CSE321 VSFS Consistency Checker

A file system consistency checker for a custom VSFS image built for BRAC University's CSE321 Operating Systems course.

CFile SystemsVSFSOperating Systems
CSE321 VSFS Consistency Checker

Problem

File systems can silently fail when metadata, block references, or allocation maps become inconsistent. Detecting those structural errors requires a tool that can reason about the integrity of the file system as a whole.

Context

This project was completed as part of CSE321: Operating Systems at BRAC University with my teammates MD Shahadat Hossain Shamim and Aowfi Adon Foraejy. We were asked to design and implement vsfsck, a consistency checker for a custom virtual file system image.

Goal

Build a checker that could analyze a corrupted vsfs.img, identify inconsistencies, and help restore the file system to a valid state.

Solution

The checker focused on validating the core structures of the custom file system:

  • Superblock fields such as magic number, block size, block count, and layout pointers.
  • Data bitmap consistency between used blocks and inode references.
  • Inode bitmap consistency for valid inodes and allocation state.
  • Duplicate block references across multiple inodes.
  • Bad block detection for out-of-range data block indices.

Process

We started by understanding the structure of the VSFS image and the rules that define a valid layout.
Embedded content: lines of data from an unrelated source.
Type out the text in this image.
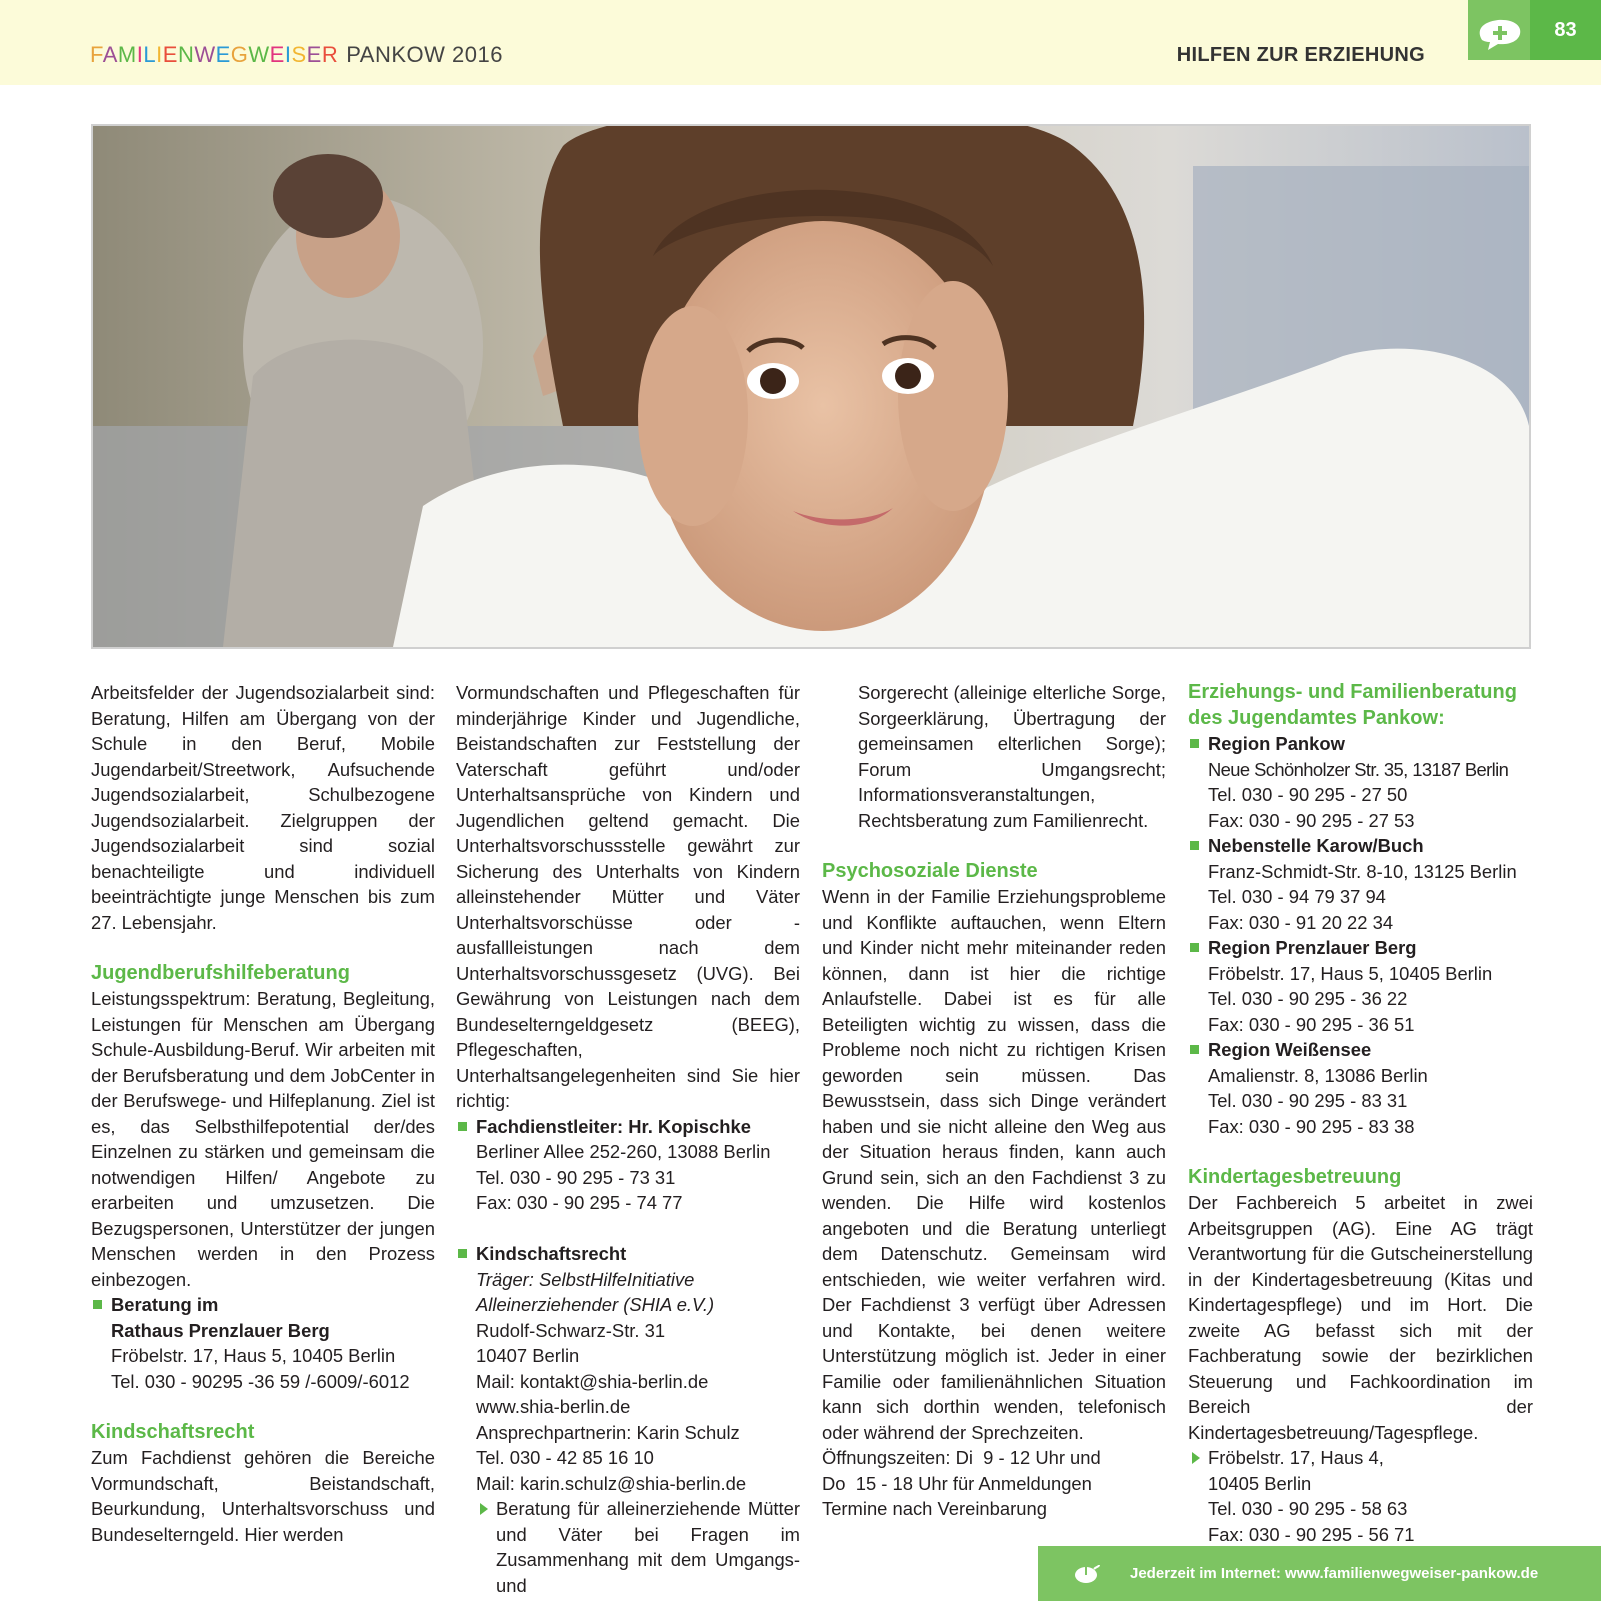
FAMILIENWEGWEISER PANKOW 2016	HILFEN ZUR ERZIEHUNG
83

Arbeitsfelder der Jugendsozialarbeit sind: Beratung, Hilfen am Übergang von der Schule in den Beruf, Mobile Jugendarbeit/Streetwork, Aufsuchende Jugendsozialarbeit, Schulbezogene Jugendsozialarbeit. Zielgruppen der Jugendsozialarbeit sind sozial benachteiligte und individuell beeinträchtigte junge Menschen bis zum 27. Lebensjahr.

Jugendberufshilfeberatung

Leistungsspektrum: Beratung, Begleitung, Leistungen für Menschen am Übergang Schule-Ausbildung-Beruf. Wir arbeiten mit der Berufsberatung und dem JobCenter in der Berufswege- und Hilfeplanung. Ziel ist es, das Selbsthilfepotential der/des Einzelnen zu stärken und gemeinsam die notwendigen Hilfen/ Angebote zu erarbeiten und umzusetzen. Die Bezugspersonen, Unterstützer der jungen Menschen werden in den Prozess einbezogen.

Beratung im
Rathaus Prenzlauer Berg
Fröbelstr. 17, Haus 5, 10405 Berlin
Tel. 030 - 90295 -36 59 /-6009/-6012
Kindschaftsrecht

Zum Fachdienst gehören die Bereiche Vormundschaft, Beistandschaft, Beurkundung, Unterhaltsvorschuss und Bundeselterngeld. Hier werden

Vormundschaften und Pflegeschaften für minderjährige Kinder und Jugendliche, Beistandschaften zur Feststellung der Vaterschaft geführt und/oder Unterhaltsansprüche von Kindern und Jugendlichen geltend gemacht. Die Unterhaltsvorschussstelle gewährt zur Sicherung des Unterhalts von Kindern alleinstehender Mütter und Väter Unterhaltsvorschüsse oder -ausfallleistungen nach dem Unterhaltsvorschussgesetz (UVG). Bei Gewährung von Leistungen nach dem Bundeselterngeldgesetz (BEEG), Pflegeschaften, Unterhaltsangelegenheiten sind Sie hier richtig:

Fachdienstleiter: Hr. Kopischke
Berliner Allee 252-260, 13088 Berlin
Tel. 030 - 90 295 - 73 31
Fax: 030 - 90 295 - 74 77
Kindschaftsrecht
Träger: SelbstHilfeInitiative
Alleinerziehender (SHIA e.V.)
Rudolf-Schwarz-Str. 31
10407 Berlin
Mail: kontakt@shia-berlin.de
www.shia-berlin.de
Ansprechpartnerin: Karin Schulz
Tel. 030 - 42 85 16 10
Mail: karin.schulz@shia-berlin.de

Beratung für alleinerziehende Mütter und Väter bei Fragen im Zusammenhang mit dem Umgangs- und

Sorgerecht (alleinige elterliche Sorge, Sorgeerklärung, Übertragung der gemeinsamen elterlichen Sorge); Forum Umgangsrecht; Informationsveranstaltungen, Rechtsberatung zum Familienrecht.

Psychosoziale Dienste

Wenn in der Familie Erziehungsprobleme und Konflikte auftauchen, wenn Eltern und Kinder nicht mehr miteinander reden können, dann ist hier die richtige Anlaufstelle. Dabei ist es für alle Beteiligten wichtig zu wissen, dass die Probleme noch nicht zu richtigen Krisen geworden sein müssen. Das Bewusstsein, dass sich Dinge verändert haben und sie nicht alleine den Weg aus der Situation heraus finden, kann auch Grund sein, sich an den Fachdienst 3 zu wenden. Die Hilfe wird kostenlos angeboten und die Beratung unterliegt dem Datenschutz. Gemeinsam wird entschieden, wie weiter verfahren wird. Der Fachdienst 3 verfügt über Adressen und Kontakte, bei denen weitere Unterstützung möglich ist. Jeder in einer Familie oder familienähnlichen Situation kann sich dorthin wenden, telefonisch oder während der Sprechzeiten.

Öffnungszeiten: Di  9 - 12 Uhr und
Do  15 - 18 Uhr für Anmeldungen
Termine nach Vereinbarung
Erziehungs- und Familienberatung des Jugendamtes Pankow:
Region Pankow
Neue Schönholzer Str. 35, 13187 Berlin
Tel. 030 - 90 295 - 27 50
Fax: 030 - 90 295 - 27 53
Nebenstelle Karow/Buch
Franz-Schmidt-Str. 8-10, 13125 Berlin
Tel. 030 - 94 79 37 94
Fax: 030 - 91 20 22 34
Region Prenzlauer Berg
Fröbelstr. 17, Haus 5, 10405 Berlin
Tel. 030 - 90 295 - 36 22
Fax: 030 - 90 295 - 36 51
Region Weißensee
Amalienstr. 8, 13086 Berlin
Tel. 030 - 90 295 - 83 31
Fax: 030 - 90 295 - 83 38
Kindertagesbetreuung

Der Fachbereich 5 arbeitet in zwei Arbeitsgruppen (AG). Eine AG trägt Verantwortung für die Gutscheinerstellung in der Kindertagesbetreuung (Kitas und Kindertagespflege) und im Hort. Die zweite AG befasst sich mit der Fachberatung sowie der bezirklichen Steuerung und Fachkoordination im Bereich der Kindertagesbetreuung/Tagespflege.

Fröbelstr. 17, Haus 4,
10405 Berlin
Tel. 030 - 90 295 - 58 63
Fax: 030 - 90 295 - 56 71
Jederzeit im Internet: www.familienwegweiser-pankow.de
From there, we implemented targeted validation checks and used the corrupted image to test whether our tool could reliably surface structural problems.

Challenges

The difficult part was not just checking individual fields, but making sure the relationships between metadata structures were consistent. Bitmaps, inode state, and data-block references all had to agree with one another.

Outcomes

  • Built a working vsfsck consistency checker for the CSE321 operating systems course.
  • Validated superblock, inode, data block, and bitmap integrity in a corrupted file system image.
  • Gained practical experience with file-system structure, metadata validation, and low-level debugging.

Links

Reflection

This project pushed me deeper into how storage systems maintain trust. It reinforced that systems programming is often about validating assumptions between components, not just making one function work in isolation.